With the win, the Cubs claimed their first season-opening series victory since the start of the 2009 season, when they took two of three against the Astros.
“Our goal is to win every game, and win every series,” Schiernholtz said. “It’s a good start.”
– Carrie Muskat
* The Cubs headed into Thursday’s game 0-for-13 with runners in scoring position.
“We haven’t had real bad at-bats, but we obviously haven’t had the results,” Dale Sveum said. “Your approach is to get elevation with men in scoring position, whether it’s third or whatever, you get something in the air and don’t ground out to the corners. Pitchers are always trying to get you to ground out to the corners. You want to get the ball up, out over the plate.”
* After Thursday, the Cubs begin a stretch of 19 consecutive games against teams that finished above .500 last season.
“We don’t look at it as tough, but a way to show what we’ve got from the beginning,” Chicago pitcher Carlos Villanueva said. “I think it’s better we face those teams and we face good competition early on to test ourselves and see how well we are this year.
“It’s such a long season and we’re not going to think about winning one series or two series — we have to focus on winning ballgames one at a time,” he said. “It’s so cliche, it’s so boring, but it is how it is. For us to be playing tough teams now, the Braves, the Giants, the Brewers, the Reds, it’s good. We get a chance to show what we’ve got early on.”
* Scott Feldman will make his Cubs debut Friday night when the team opens a three-game series against the Braves.
“I’m kind of anxious,” Feldman said Thursday. “Sitting here, watching these games, I want to get that first one under my belt and get off to a good start.”
It’s not only a new team for Feldman, but he’s going to be pitching in ballparks and cities he’s never been in. Atlanta is on that list. The good news is that Feldman has seen the Cubs play some good defense in the first two games.
“You can get some momentum on your side with a good play,” he said. “We had it happen a couple times on Opening Day. Guys back there are pretty solid on ‘D’ so hopefully they’ll keep it going.”
* As far as Sveum is concerned, he’d like to keep the designated hitter in the American League. This year, adding the DH to the National League will likely be discussed as teams play Interleague games every day of the season.
“I enjoy the National League game, and I enjoy managing the National League game,” said Sveum, sticking to tradition.
The Cubs will need a DH May 27-28 against the White Sox, June 4-5 versus the Angels, June 28-29 when they face the Mariners, and July 2-4 versus the Athletics.
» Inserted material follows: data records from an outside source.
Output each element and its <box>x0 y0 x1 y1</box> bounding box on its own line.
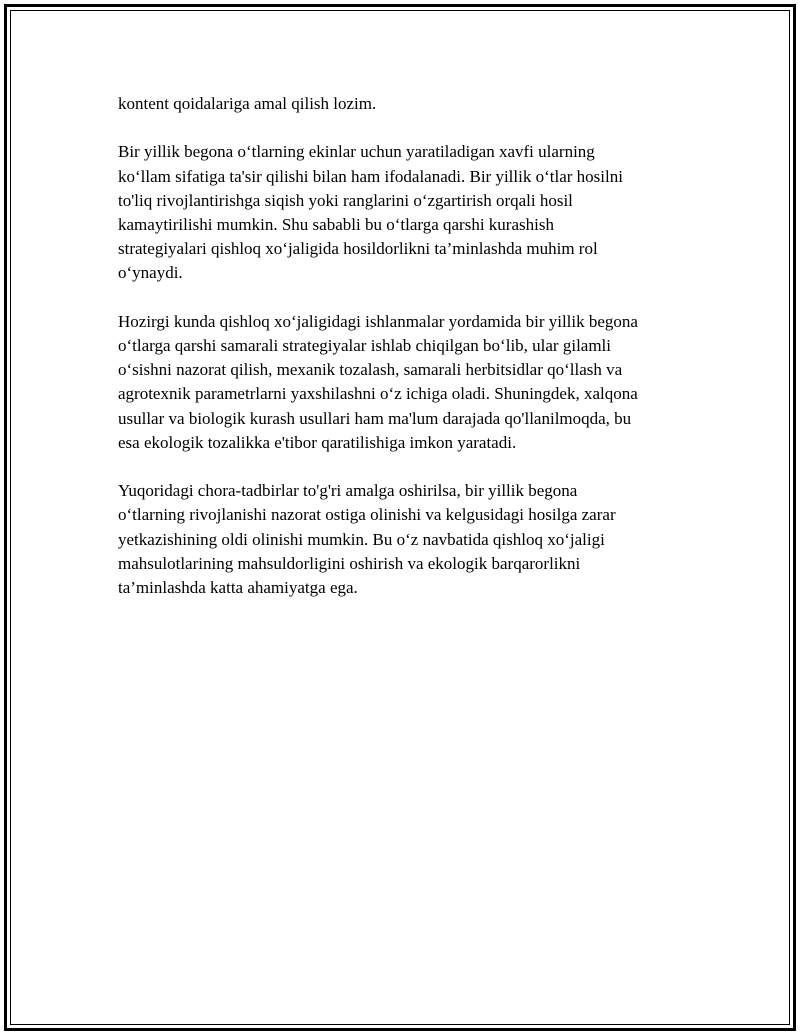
paragraph-weed-danger: Bir yillik begona o‘tlarning ekinlar uchun yaratiladigan xavfi ularning ko‘llam sifatiga ta'sir qilishi bilan ham ifodalanadi. Bir yillik o‘tlar hosilni to'liq rivojlantirishga siqish yoki ranglarini o‘zgartirish orqali hosil kamaytirilishi mumkin. Shu sababli bu o‘tlarga qarshi kurashish strategiyalari qishloq xo‘jaligida hosildorlikni ta’minlashda muhim rol o‘ynaydi. <box>118 142 623 283</box>
paragraph-continuation: kontent qoidalariga amal qilish lozim. <box>118 94 377 113</box>
document-body <box>118 92 708 624</box>
paragraph-control-strategies: Hozirgi kunda qishloq xo‘jaligidagi ishlanmalar yordamida bir yillik begona o‘tlarga qarshi samarali strategiyalar ishlab chiqilgan bo‘lib, ular gilamli o‘sishni nazorat qilish, mexanik tozalash, samarali herbitsidlar qo‘llash va agrotexnik parametrlarni yaxshilashni o‘z ichiga oladi. Shuningdek, xalqona usullar va biologik kurash usullari ham ma'lum darajada qo'llanilmoqda, bu esa ekologik tozalikka e'tibor qaratilishiga imkon yaratadi. <box>118 311 638 452</box>
paragraph-conclusion: Yuqoridagi chora-tadbirlar to'g'ri amalga oshirilsa, bir yillik begona o‘tlarning rivojlanishi nazorat ostiga olinishi va kelgusidagi hosilga zarar yetkazishining oldi olinishi mumkin. Bu o‘z navbatida qishloq xo‘jaligi mahsulotlarining mahsuldorligini oshirish va ekologik barqarorlikni ta’minlashda katta ahamiyatga ega. <box>118 481 616 598</box>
They have some candidates, including switch-hitter Dioner Navarro, Steve Clevenger and Alfonso Soriano.
Some have said American League teams are at a disadvantage in National League parks because their pitchers haven’t batted as much.
“I think it works both ways,” Sveum said. “We go to an American League park and have to use a DH but we didn’t build our team with a DH. They pay people a lot of money to DH. That’s part of their game. We’re fortunate because our pitchers can swing the bat pretty good and that’s an advantage to us.”
* Matt Garza will join the Cubs Friday in Atlanta and was to begin throwing off the mound. Second baseman Darwin Barney, rehabbing from a laceration in his left knee, is able to swing in the batting cage, but still needs to keep his leg extended.